Wie lernen wir, in Zeiten von Krisen nach vorne zu schauen? Welche Rolle spielen Utopien, Hoffnung und Emotionen in der politischen Bildung? Und wie können Jugendliche im Unterricht Selbstwirksamkeit erfahren – trotz Ohnmacht, Angst und Wut?
Hoffnung als Entscheidung
Philipp Blom beobachtet, dass sich Menschen daran gewöhnen, mit dem Schlimmsten zu rechnen – und die jüngste Vergangenheit zeigt, dass es oft noch schlimmer kommt als befürchtet. In seinem aktuellen Buch beschäftigt er sich deshalb mit dem Bedürfnis nach Hoffnung.
Für mich ist Hoffnung etwas sehr Anderes. Es ist eine Aktivität und es ist eine Aktivität, sich selbst einen Handlungsraum zu schaffen.
Auch Eva-Maria McCormack von der Berliner NGO Talking Hope sieht Hoffnung als politische Kraft. Sie erinnert daran, dass alle großen sozialen Umwälzungen – vom Ende der Rassentrennung bis hin zu Frauen- und Arbeiterrechten – von unten entstanden sind. Veränderung sei möglich, auch wenn Zukunft nicht vorhersehbar ist.
Hoffnung ist für mich kein Gefühl, sondern die Entscheidung, ins Offene zu handeln.
Utopien denken
Für Heinrich Ammerer von der Uni Salzburg beginnt die Zukunft mit Bildern im Kopf – manchmal utopisch, manchmal dystopisch. In seiner Arbeit fragt er: Wie können wir wieder lernen, Utopien produktiv zu denken, ohne sie mit Heilsversprechen zu verwechseln? Denn die totalitären Katastrophen des 20. Jahrhunderts haben den Begriff beschädigt – und doch brauchen wir Visionen, um die Gegenwart kritisch zu gestalten.

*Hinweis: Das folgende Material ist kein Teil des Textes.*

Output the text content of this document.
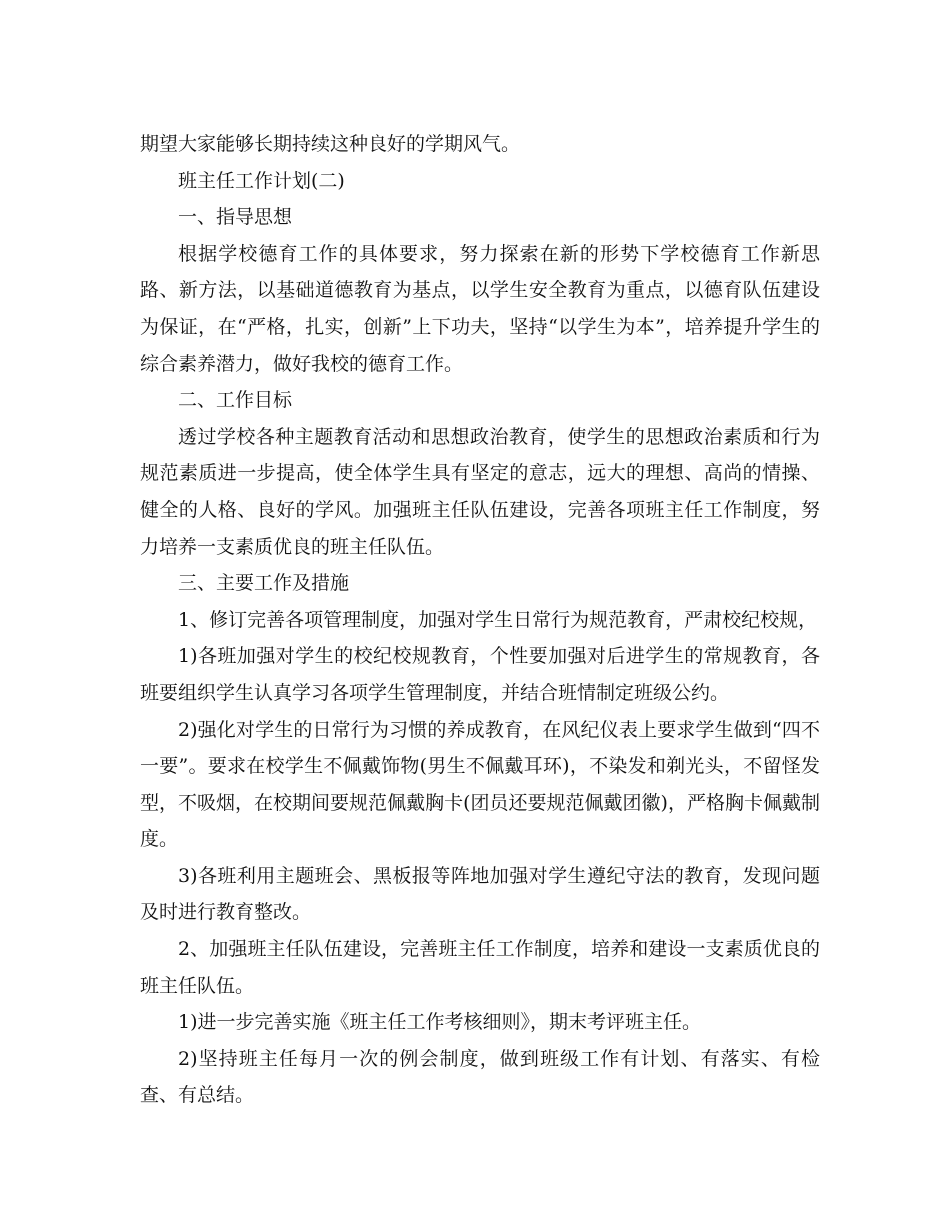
期望大家能够长期持续这种良好的学期风气。

班主任工作计划(二)

一、指导思想

根据学校德育工作的具体要求，努力探索在新的形势下学校德育工作新思路、新方法，以基础道德教育为基点，以学生安全教育为重点，以德育队伍建设为保证，在“严格，扎实，创新”上下功夫，坚持“以学生为本”，培养提升学生的综合素养潜力，做好我校的德育工作。

二、工作目标

透过学校各种主题教育活动和思想政治教育，使学生的思想政治素质和行为规范素质进一步提高，使全体学生具有坚定的意志，远大的理想、高尚的情操、健全的人格、良好的学风。加强班主任队伍建设，完善各项班主任工作制度，努力培养一支素质优良的班主任队伍。

三、主要工作及措施

1、修订完善各项管理制度，加强对学生日常行为规范教育，严肃校纪校规，

1)各班加强对学生的校纪校规教育，个性要加强对后进学生的常规教育，各班要组织学生认真学习各项学生管理制度，并结合班情制定班级公约。

2)强化对学生的日常行为习惯的养成教育，在风纪仪表上要求学生做到“四不一要”。要求在校学生不佩戴饰物(男生不佩戴耳环)，不染发和剃光头，不留怪发型，不吸烟，在校期间要规范佩戴胸卡(团员还要规范佩戴团徽)，严格胸卡佩戴制度。

3)各班利用主题班会、黑板报等阵地加强对学生遵纪守法的教育，发现问题及时进行教育整改。

2、加强班主任队伍建设，完善班主任工作制度，培养和建设一支素质优良的班主任队伍。

1)进一步完善实施《班主任工作考核细则》，期末考评班主任。

2)坚持班主任每月一次的例会制度，做到班级工作有计划、有落实、有检查、有总结。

Wir wollen jetzt gewissermaßen diesen Utopiebegriff … wieder rehabilitieren. Weil: Wir brauchen Utopien. Es nützt ja nichts.
Es geht also nicht darum, eine Utopie zu realisieren, sondern sich von ihr inspirieren zu lassen. Als Vision kann sie Orientierung geben – und im Unterricht zum Ausgangspunkt werden, um gemeinsam über eine offene Zukunft nachzudenken.
Eine Zukunft für die Vielen
Wenn es um Hoffnung, Zukunft und Utopie geht, dann geht es auch um Gestaltungsspielräume und Handlungsoptionen – kurz: um die politische Dimension dieser Fragen.
Auch für die Arbeiterkammer Wien ist das ein Kernthema. Deshalb hat sie einen sozial-ökologischen Umbauplan skizziert, der mit Detailreichtum „eine Zukunft für die Vielen“ ermöglichen soll.
Es ist völlig klar, dass eine Utopie sich zu erträumen nicht ausreicht, um Veränderungen zu bewirken, sondern dass man sie schon erkämpfen muss und dass das dann eben auch nicht nur schöne Seiten hat.
Astrid Schöggl
Selbstwirksamkeit erleben
Politische Bildung funktioniert nur, wenn junge Menschen erfahren: Ich kann etwas bewirken. Eva-Maria McCormack betont, dass dieses Gefühl der Selbstwirksamkeit die Grundlage für jedes Handeln ist – gerade für junge Menschen.
Für Heinrich Ammerer sind Planspiele und Rollenspiele deshalb unverzichtbar, weil dabei die Schüler:innen im Zentrum stehen und erleben, dass ihr Handeln Folgen hat.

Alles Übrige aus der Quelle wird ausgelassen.